Day 10 - Cleaning data
Skills: 2
Pre-reading: DRAFT:4.2.1
Intro (20 mins)
- Data sources, especially if they are the result of manual entry by people, often have minor mistake in them.
- Sometimes data is missing, othertimes it shows up in different ways.
- Today we'll work with this synthetic example data -- which models a subset of the type of data that is available to political campaigns about voters.
- Let's start by loading it in as a table:
include csv
voter-data =
load-table: VoterID,FirstName,LastName,DOB,Party,Address,City,State,Zip,Phone,Email,LastVoted
source: csv-table-url("https://pdi.run/f25-10-voters.csv")
end - If we look at the data, we should notice a few things are off about the data.
- For example, the party affiliation, which is often used to target outreach, has one column empty (which is perhaps Independent?), but also, a couple rows have typos!
- So if we run
filter-with(voter-data, lam(r): r["Party"] == "Republican" end)
we see only two rows, despite the original data seeming to have 3. If we look really closely we can see that one of the rows is"Repbulican"
(note the typo). - Let's create a new local file,
voters.csv
, copy the contents ofhttps://pdi.run/f25-10-voters.csv
into it, and fix this typo. - Now we can change the above to
csv-table-file("voters.csv")
:include csv
voter-data =
load-table: VoterID,FirstName,LastName,DOB,Party,Address,City,State,Zip,Phone,Email,LastVoted
source: csv-table-file("voters.csv")
end - When we run the same
filter-with
expression now, we see the three rows we expect. - Why did we change the source data, rather than trying to fix this in code? There are always two possible approaches -- we can normalize (remove distinctions between things that are "the same") in the original source, or we can do it in code. If there are mistakes in the original data, like that typo, it may make sense to fix the data, rather than making our analysis more complicated.

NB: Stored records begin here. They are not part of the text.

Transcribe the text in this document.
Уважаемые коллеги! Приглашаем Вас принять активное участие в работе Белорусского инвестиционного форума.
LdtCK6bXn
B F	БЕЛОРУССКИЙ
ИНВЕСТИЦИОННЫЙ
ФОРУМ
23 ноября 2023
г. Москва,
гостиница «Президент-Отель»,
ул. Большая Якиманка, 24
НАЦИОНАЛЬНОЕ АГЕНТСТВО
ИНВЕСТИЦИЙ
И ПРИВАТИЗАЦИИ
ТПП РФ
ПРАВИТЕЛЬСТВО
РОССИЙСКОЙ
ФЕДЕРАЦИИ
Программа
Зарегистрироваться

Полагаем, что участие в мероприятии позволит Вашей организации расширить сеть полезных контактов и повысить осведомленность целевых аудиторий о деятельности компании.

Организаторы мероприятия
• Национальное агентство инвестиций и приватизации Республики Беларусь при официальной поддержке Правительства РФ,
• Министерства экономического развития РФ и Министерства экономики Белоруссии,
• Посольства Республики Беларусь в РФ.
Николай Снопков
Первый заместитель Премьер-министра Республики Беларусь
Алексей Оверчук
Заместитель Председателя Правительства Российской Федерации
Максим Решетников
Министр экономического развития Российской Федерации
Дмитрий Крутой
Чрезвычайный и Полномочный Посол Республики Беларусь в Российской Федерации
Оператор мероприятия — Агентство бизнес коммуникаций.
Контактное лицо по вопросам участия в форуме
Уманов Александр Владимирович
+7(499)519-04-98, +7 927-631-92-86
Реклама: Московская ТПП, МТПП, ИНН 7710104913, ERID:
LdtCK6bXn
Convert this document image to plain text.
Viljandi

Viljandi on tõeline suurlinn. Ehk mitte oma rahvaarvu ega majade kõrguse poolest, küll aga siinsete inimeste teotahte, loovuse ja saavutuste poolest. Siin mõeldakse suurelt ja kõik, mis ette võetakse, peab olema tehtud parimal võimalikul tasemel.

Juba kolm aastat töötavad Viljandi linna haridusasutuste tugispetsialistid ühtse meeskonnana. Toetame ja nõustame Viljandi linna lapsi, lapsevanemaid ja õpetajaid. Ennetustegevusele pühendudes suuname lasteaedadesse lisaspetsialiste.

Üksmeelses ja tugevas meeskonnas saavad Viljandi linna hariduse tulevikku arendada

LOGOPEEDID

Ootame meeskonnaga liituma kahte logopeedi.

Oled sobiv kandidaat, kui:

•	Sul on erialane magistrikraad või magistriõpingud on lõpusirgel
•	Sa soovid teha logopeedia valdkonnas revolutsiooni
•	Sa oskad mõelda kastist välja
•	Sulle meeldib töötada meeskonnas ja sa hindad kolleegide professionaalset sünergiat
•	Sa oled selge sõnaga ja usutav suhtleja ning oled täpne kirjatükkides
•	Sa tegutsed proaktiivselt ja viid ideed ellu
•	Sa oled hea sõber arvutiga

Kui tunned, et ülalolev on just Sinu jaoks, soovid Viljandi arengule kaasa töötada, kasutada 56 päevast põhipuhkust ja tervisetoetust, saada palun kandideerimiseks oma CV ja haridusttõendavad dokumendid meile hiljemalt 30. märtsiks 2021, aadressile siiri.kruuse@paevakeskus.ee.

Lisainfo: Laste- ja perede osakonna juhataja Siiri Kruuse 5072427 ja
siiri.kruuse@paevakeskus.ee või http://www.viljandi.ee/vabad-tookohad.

- However, in other cases, like the empty Party being treated as Independent, we
may want to do this in our analysis, but it would likely be a mistake to
change the data, because it is possible that no party and Independent as a
party are two different things, and later analysis would want to treat them
separately. Let's do that.
fun blank-to-indep(s :: String) -> String:
doc: "replaces an empty string with Independent"
if s == "":
"Independent"
else:
s
end
where:
blank-to-indep("") is "Independent"
blank-to-indep("blah") is "blah"
end
voters-with-indep = transform-column(voter-data, "Party", blank-to-indep) - Now we can see our new table, where there are no blank party affiliations, but
we have not removed the original blank from
voters.csv
. - Even in cases of typos, it may make sense to automate corrections -- e.g., we
can see several different forms of dates in our table. Manually correcting all
of them is not wrong, but could possibly introduce errors (and would be time
consuming), whereas creating a
normalize-date
function would be more reliable.
Class Exercises (30 mins)
- There is another issue with Party -- fix it!
- Both State and Zip have a single row that has bad data. Identify what it is. Can this be corrected through an automated process? Or can you correct in manually?
- Design a function
normalize-phone
that transforms all the phone numbers to the form NNNNNNNNNN (i.e., the same form as VoterId 4). Usetransform-column
to create a table with these normalized phone numbers. - Look at the DOB column -- can you normalize these (to, say, YYYY-MM-DD) in the same way as you did phone numbers? Why or why not? Through a combination of manual editing the source and transforming the column with a function, normalize the DOB column.
- Now look at the LastVoted column. Unlike with DOB, there are many rows that do
not conform to YYYY-MM-DD. While manually editing the one that is of form "Oct
10 2022" may may sense, manually editing many rows is likely prone to error.
Think about a strategy to transform those in other forms, likely using
string-substring
(multiple times, with comparisons). If you are able to carry out your plan, that's great, but start by making a plan (in comments).
Wrap-up (5 mins)
- Most data needs to be filtered or cleaned in some way.
- Sometimes that is done manually, but often it is done via code.